Currently, a company has to spend roughly $10,000–20,000 every three years, which includes all documentation charges and the lawyer's fee. Trump administration wants to change that to $100,000 fee every year.
Published Sep 20, 2025 | 8:27 PM ⚊ Updated Sep 20, 2025 | 8:27 PM
H1B visa. Representative Image. (iStock)
Synopsis: Indian workers in the US on H1B visas are expressing concern over President Trump’s announcement of a $100,000 yearly fee to retain employees. However, they feel that it would be challenged in court and might not become a federal law.
“I don’t think any employer would pay $100,000 fee every year to retain the employee; that is way too much,” Gulshan, a Kerala native who works in the US for a multinational technology company on an H1B visa, told South First.
Hailing from Kerala, he worked in Delhi for a while before being sent to the US on an H1B visa. He has been there since 2018 and is into marketing analytics with a bit of data science and insights.
President Donald Trump’s new proclamation imposing a staggering annual fee of $100,000 on H1B visa petitions has clearly had an impact in more ways than one for him.
Gulshan said that it is unclear whether this would impact new H1B visa holders or those who already have an H1B. “However, if it affects all, it is going to have a big impact,” he added.
Currently, a company has to spend roughly $10,000–20,000 every three years, which includes all documentation charges and the lawyer’s fee.
“This is not an executive order yet; it is just a proclamation. The communication from the HR personnel and mobility teams of companies notified a lot of H1B employees not to travel out of the US right now, since re-entry might be difficult. For now, everybody wants to wait it out,” he said.
He added that the situation is a bit scary, especially for people who have been in the US for more than 10-15 years on the H1B. This can be a big change, he said.
“From what I have read about it and what I have talked to friends, if it gets executed as a federal law, then it is going to have a huge impact, and I am 99 percent sure that I am going to lose my job. I will be coming back to India,” explaining that his employer will have to pay 100,000 dollars per year for him and wondering why they would retain him in such a situation.
He said that we need to read between the lines as well. “There has been a lot of fraud happening with the H1B visas, and some control needs to be taken. People with H1B visas will now have to wait to see if this will be held up by the courts. There are going to be lots of injunctions happening so fingers crossed,” Gulshan said.

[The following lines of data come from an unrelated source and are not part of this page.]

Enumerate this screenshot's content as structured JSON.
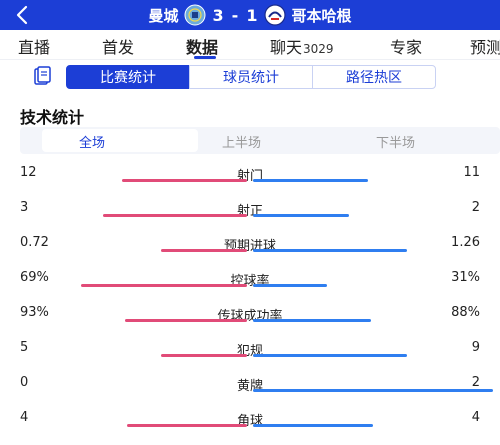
{
  "header": {
    "home_team": "曼城",
    "home_score": "3",
    "separator": "-",
    "away_score": "1",
    "away_team": "哥本哈根",
    "home_color": "#6cabdd",
    "away_color": "#ffffff"
  },
  "nav": {
    "items": [
      {
        "label": "直播",
        "count": ""
      },
      {
        "label": "首发",
        "count": ""
      },
      {
        "label": "数据",
        "count": ""
      },
      {
        "label": "聊天",
        "count": "3029"
      },
      {
        "label": "专家",
        "count": ""
      },
      {
        "label": "预测",
        "count": ""
      }
    ],
    "active_index": 2
  },
  "sub_tabs": {
    "items": [
      "比赛统计",
      "球员统计",
      "路径热区"
    ],
    "active_index": 0
  },
  "section_title": "技术统计",
  "periods": {
    "items": [
      "全场",
      "上半场",
      "下半场"
    ],
    "active_index": 0
  },
  "colors": {
    "accent": "#1c3ed6",
    "home_bar": "#e14b78",
    "away_bar": "#2f7ef0"
  },
  "stats": [
    {
      "label": "射门",
      "home": "12",
      "away": "11",
      "home_share": 0.52,
      "away_share": 0.48
    },
    {
      "label": "射正",
      "home": "3",
      "away": "2",
      "home_share": 0.6,
      "away_share": 0.4
    },
    {
      "label": "预期进球",
      "home": "0.72",
      "away": "1.26",
      "home_share": 0.36,
      "away_share": 0.64
    },
    {
      "label": "控球率",
      "home": "69%",
      "away": "31%",
      "home_share": 0.69,
      "away_share": 0.31
    },
    {
      "label": "传球成功率",
      "home": "93%",
      "away": "88%",
      "home_share": 0.51,
      "away_share": 0.49
    },
    {
      "label": "犯规",
      "home": "5",
      "away": "9",
      "home_share": 0.36,
      "away_share": 0.64
    },
    {
      "label": "黄牌",
      "home": "0",
      "away": "2",
      "home_share": 0.0,
      "away_share": 1.0
    },
    {
      "label": "角球",
      "home": "4",
      "away": "4",
      "home_share": 0.5,
      "away_share": 0.5
    }
  ]
}
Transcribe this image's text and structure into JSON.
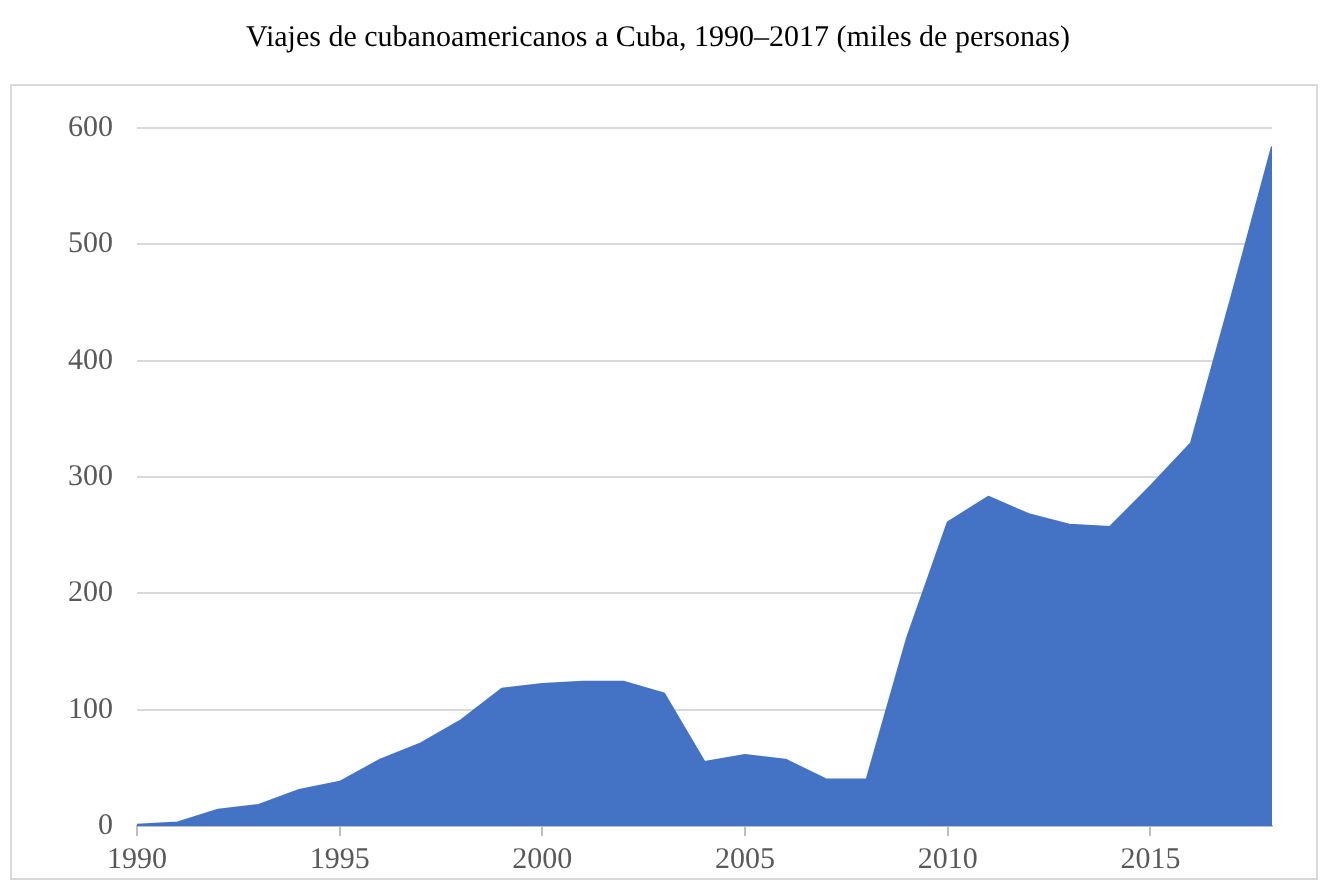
{
  "chart_data": {
    "type": "area",
    "title": "Viajes de cubanoamericanos a Cuba, 1990–2017 (miles de personas)",
    "x": [
      1990,
      1991,
      1992,
      1993,
      1994,
      1995,
      1996,
      1997,
      1998,
      1999,
      2000,
      2001,
      2002,
      2003,
      2004,
      2005,
      2006,
      2007,
      2008,
      2009,
      2010,
      2011,
      2012,
      2013,
      2014,
      2015,
      2016,
      2017,
      2018
    ],
    "series": [
      {
        "color": "#4472c4",
        "values": [
          1,
          3,
          14,
          18,
          31,
          38,
          57,
          71,
          91,
          118,
          122,
          124,
          124,
          114,
          55,
          61,
          57,
          40,
          40,
          162,
          261,
          283,
          268,
          259,
          257,
          292,
          329,
          455,
          584
        ]
      }
    ],
    "xlim": [
      1990,
      2018
    ],
    "xticks": [
      1990,
      1995,
      2000,
      2005,
      2010,
      2015
    ],
    "ylim": [
      0,
      600
    ],
    "yticks": [
      0,
      100,
      200,
      300,
      400,
      500,
      600
    ],
    "grid": "y",
    "legend": false
  }
}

When asked if he had an alternate plan in case things turn south, he said, “To be very frank, I have had a Plan B for the last three years. A lot of my friends are PRs (permanent residents) in Canada, and I have the option to be a PR in Australia. But, I wouldn’t even mind coming back to India.”

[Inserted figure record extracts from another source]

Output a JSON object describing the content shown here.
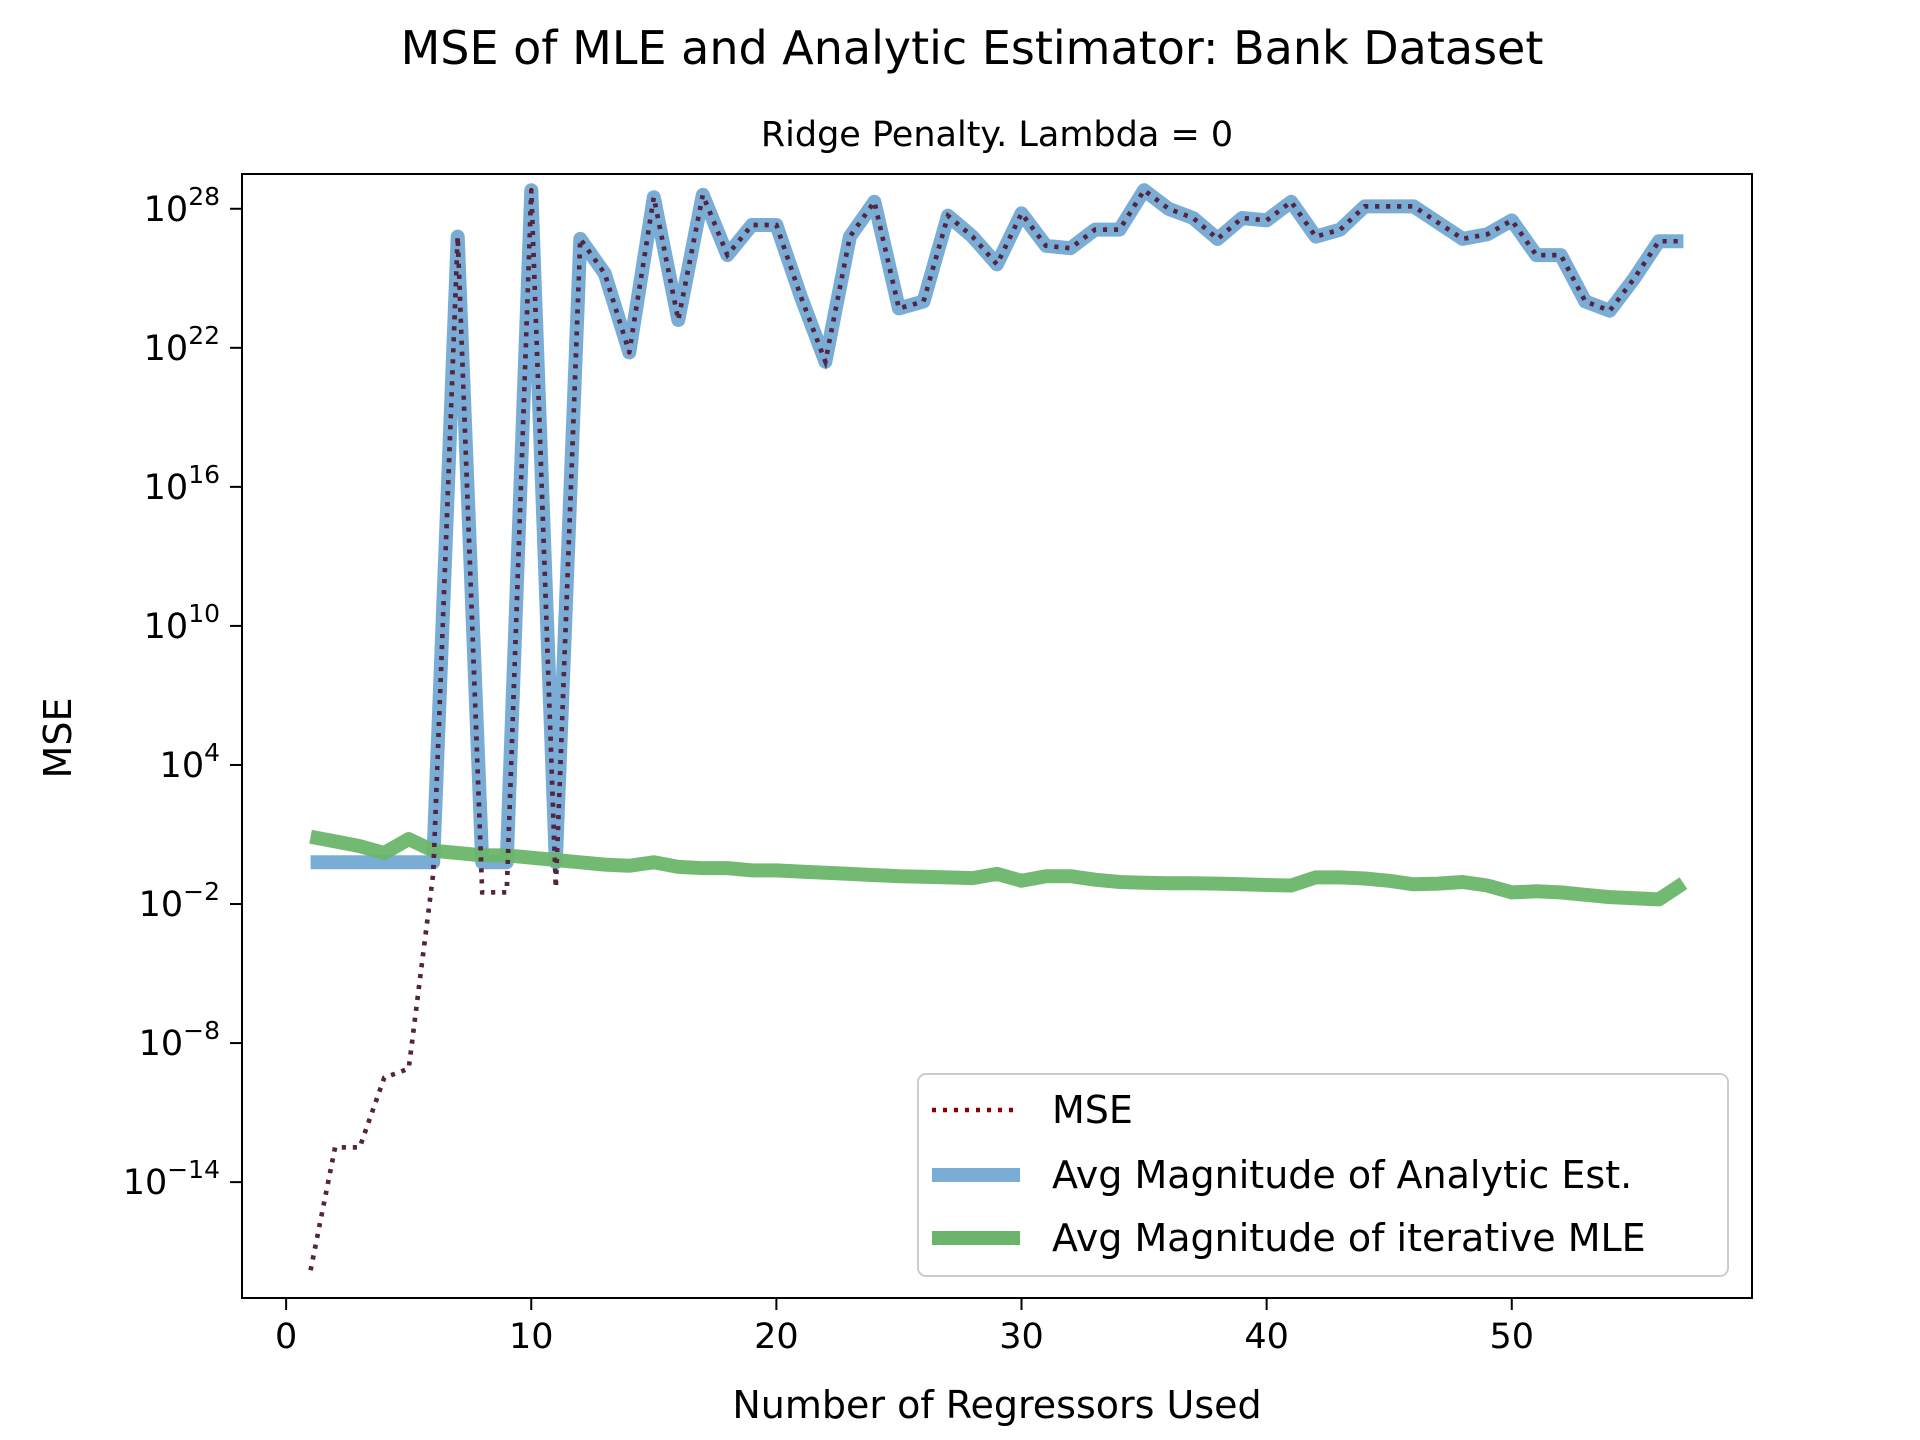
{
  "chart_data": {
    "type": "line",
    "title": "MSE of MLE and Analytic Estimator: Bank Dataset",
    "subtitle": "Ridge Penalty. Lambda = 0",
    "xlabel": "Number of Regressors Used",
    "ylabel": "MSE",
    "yscale": "log",
    "xlim": [
      -1.8,
      59.8
    ],
    "ylim_exp": [
      -19,
      29.5
    ],
    "x_ticks": [
      0,
      10,
      20,
      30,
      40,
      50
    ],
    "x_tick_labels": [
      "0",
      "10",
      "20",
      "30",
      "40",
      "50"
    ],
    "y_ticks_exp": [
      -14,
      -8,
      -2,
      4,
      10,
      16,
      22,
      28
    ],
    "y_tick_bases": [
      "10",
      "10",
      "10",
      "10",
      "10",
      "10",
      "10",
      "10"
    ],
    "y_tick_exponents": [
      "−14",
      "−8",
      "−2",
      "4",
      "10",
      "16",
      "22",
      "28"
    ],
    "legend_position": "lower right",
    "x": [
      1,
      2,
      3,
      4,
      5,
      6,
      7,
      8,
      9,
      10,
      11,
      12,
      13,
      14,
      15,
      16,
      17,
      18,
      19,
      20,
      21,
      22,
      23,
      24,
      25,
      26,
      27,
      28,
      29,
      30,
      31,
      32,
      33,
      34,
      35,
      36,
      37,
      38,
      39,
      40,
      41,
      42,
      43,
      44,
      45,
      46,
      47,
      48,
      49,
      50,
      51,
      52,
      53,
      54,
      55,
      56,
      57
    ],
    "series": [
      {
        "name": "MSE",
        "color": "#8b0000",
        "style": "dotted",
        "log10_values": [
          -17.8,
          -12.5,
          -12.5,
          -9.5,
          -9.1,
          -0.7,
          26.8,
          -1.5,
          -1.5,
          28.8,
          -1.3,
          26.7,
          25.2,
          21.8,
          28.5,
          23.2,
          28.6,
          26.0,
          27.3,
          27.3,
          24.2,
          21.4,
          26.8,
          28.3,
          23.7,
          24.0,
          27.7,
          26.8,
          25.6,
          27.8,
          26.4,
          26.3,
          27.1,
          27.1,
          28.8,
          28.0,
          27.6,
          26.7,
          27.6,
          27.5,
          28.3,
          26.8,
          27.1,
          28.1,
          28.1,
          28.1,
          27.4,
          26.7,
          26.9,
          27.5,
          26.0,
          26.0,
          24.0,
          23.6,
          25.0,
          26.6,
          26.6
        ]
      },
      {
        "name": "Avg Magnitude of Analytic Est.",
        "color": "#7aadd6",
        "style": "solid",
        "log10_values": [
          -0.2,
          -0.2,
          -0.2,
          -0.2,
          -0.2,
          -0.2,
          26.8,
          -0.2,
          -0.2,
          28.8,
          -0.2,
          26.7,
          25.2,
          21.8,
          28.5,
          23.2,
          28.6,
          26.0,
          27.3,
          27.3,
          24.2,
          21.4,
          26.8,
          28.3,
          23.7,
          24.0,
          27.7,
          26.8,
          25.6,
          27.8,
          26.4,
          26.3,
          27.1,
          27.1,
          28.8,
          28.0,
          27.6,
          26.7,
          27.6,
          27.5,
          28.3,
          26.8,
          27.1,
          28.1,
          28.1,
          28.1,
          27.4,
          26.7,
          26.9,
          27.5,
          26.0,
          26.0,
          24.0,
          23.6,
          25.0,
          26.6,
          26.6
        ]
      },
      {
        "name": "Avg Magnitude of iterative MLE",
        "color": "#6ab56a",
        "style": "solid",
        "log10_values": [
          0.9,
          0.7,
          0.5,
          0.2,
          0.8,
          0.3,
          0.2,
          0.1,
          0.1,
          0.0,
          -0.1,
          -0.2,
          -0.3,
          -0.35,
          -0.2,
          -0.4,
          -0.45,
          -0.45,
          -0.55,
          -0.55,
          -0.6,
          -0.65,
          -0.7,
          -0.75,
          -0.8,
          -0.82,
          -0.85,
          -0.88,
          -0.7,
          -1.0,
          -0.8,
          -0.8,
          -0.95,
          -1.05,
          -1.08,
          -1.1,
          -1.1,
          -1.12,
          -1.15,
          -1.18,
          -1.2,
          -0.85,
          -0.85,
          -0.9,
          -1.0,
          -1.15,
          -1.12,
          -1.05,
          -1.2,
          -1.5,
          -1.45,
          -1.5,
          -1.6,
          -1.7,
          -1.75,
          -1.8,
          -1.1
        ]
      }
    ]
  }
}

He, however, added that there has lately been a sentiment against foreign workers in the US since the citizens believe that foreign workers are taking their jobs, rather than understanding that they are not as skilled.
Another individual, a Mysuru-born person, who did not want to be named, has been working in the US for an Indian IT giant since the early 2000s. Currently, he works in mid-management of quality assurance and supply chain.
“Let’s take it one step at a time. Let’s wait and watch to see how the proclamation is interpreted. It is not as cut and dry as it looks. This will be legally challenged,” he said.
He added that he would also be worried not primarily about the order but the speculation and the unnecessary strain on the mind. “I would tell you to also look at previous such orders. Did everything just get implemented? Evidence points otherwise, and now it is important to keep calm and carry on.”
Dr Shilpa Ajay, Professor & HOD, Department of Management Studies, Nitte Meenakshi Institute of Technology, said, “The US decision to impose a $100,000 fee on H-1B visa applications marks an inflexion point of historic proportions—not just in immigration policy but in the geography of innovation. While headlines focus on the impact on Indian IT employees, the real casualty is likely the system of high-risk, high-reward innovation that has long been centred in the United States.”
“Medium-sized enterprises and startups, formerly depending on foreign-trained engineers, now find it too expensive to purchase talent. This reorders the cost-benefit calculus of innovation geography. Lower regulatory and faster immigration corridors, as in Canada, Germany, and Singapore, become relatively attractive locations; not merely for labour, but for the IP and capital that it follows,” she added.
Prof Meera Aranha, Adjunct Faculty and professor of finance, TAPMI Manipal, said, “If the fee is prospective, it would be easier for companies to work around. However, if the fees are retrospective and all H1B staff currently deployed in the USA are required to pay $100,000, it would affect millions of households immediately and prove that the USA is an unreliable partner in trade relations.”
Prof Srinivasa Reddy, Chairperson (Placement and Corporate Engagement) and Assistant Professor of Marketing, TAPMI, added, “The worst affected would be American companies, particularly medium-sized companies that rely on Indian staff to deploy IT solutions and cannot afford captive centres or Global Capability Centres (GCCs) in India.”
“Larger companies that use the H1B program to retain talent in AI would also need to invest in captive GCCs in other countries. Hence, the GCC boom has a good chance of continuing, and more high-tech investment would find its way to Bengaluru and Hyderabad,” he added.